Maxime Beauregard-Martin
Photo Hugo B. Lefort, courtoisie
Maxime Beauregard-Martin

«Lorsque je suis arrivé à Québec pour étudier au Conservatoire d’art dramatique, ma coloc m’a parlé de cette dame. J’écrivais pour le magazine Urbania et j’avais envie de faire quelque chose avec cette histoire», a-t-il raconté lors d’un entretien.

Le jeune homme, qui a étudié en journalisme, contacte la tenancière et il se retrouve, par une nuit d’hiver, dans le sous-sol en question.

 « Le théâtre et la vie peuvent parfois ne faire qu’un » – Jean-Claude Brialy

«Elle m’a raconté son histoire et j’étais bouche bée et impressionné d’entendre tout ça. Je ne savais pas, à ce moment-là, que j’écrirais une pièce de théâtre avec ça, mais j’avais en tête l’envie de faire quelque chose de créatif. J’ai finalement décidé de garder cette histoire pour moi», a-t-il dit.

Une rassembleuse

Maxime Beauregard-Martin a voulu, ensuite, rencontrer de nouveau la tenancière, mais cela n’a pas été possible.

«J’ai fait des recherches, rencontré un ancien client de son établissement clandestin et j’ai lu le livre Les chambres sans fenêtres, écrit par une femme qui avait travaillé à La Grande Hermine, afin de trouver les réponses qu’il me manquait», a-t-il mentionné.

L'auteur et comédien Maxime Beauregard-Martin et la metteuse en scène Maryse Lapierre.
Photo Hugo B. Lefort, courtoisie
L'auteur et comédien Maxime Beauregard-Martin et la metteuse en scène Maryse Lapierre.
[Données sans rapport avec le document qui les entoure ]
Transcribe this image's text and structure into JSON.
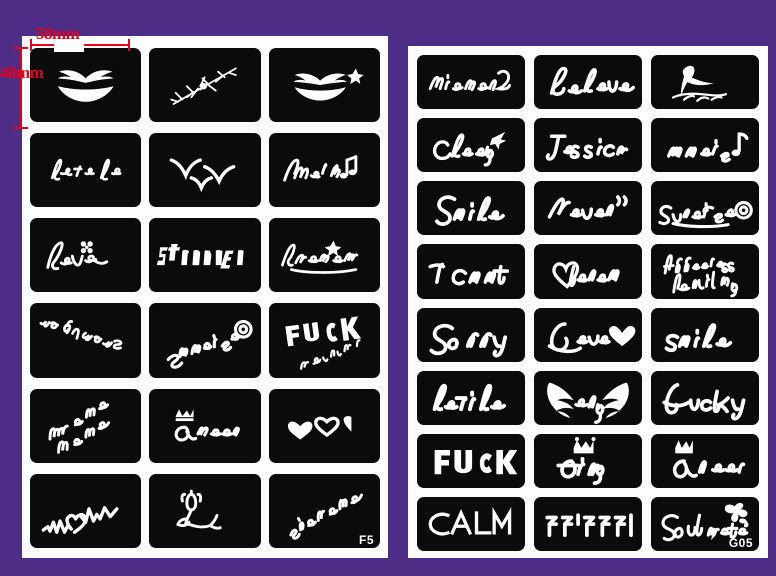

Mme G. raconte la vie de cette femme, interprétée par Marie-Ginette Guay, à travers les recherches qu’il a effectuées et les deux heures et demie qu’il a passées avec celle qui a aujourd’hui 88 ans.

«Cette dame, qui aimait être entourée et écouter les autres, rassemblait les gens dans un esprit de fête. Elle m’a raconté à quel point elle avait été heureuse et qu’elle avait aimé sa vie et c’est ce que je trouvais touchant dans cette histoire», a-t-il expliqué.

«Il est certain que ça peut paraître un peu glauque et bizarre, comme univers. Et c’est sûr qu’il devait y avoir des zones sombres dans tout ça, mais j’ai décidé de m’attarder à tout ce qui était lumineux. C’est un projet dans lequel, j’ai mis beaucoup d’amour et j’ai envie que ça plaise», a précisé l’auteur, ajoutant qu’il avait pris certaines libertés et romancé certains faits.

Mme G. est présentée du 12 au 30 avril à Premier Acte.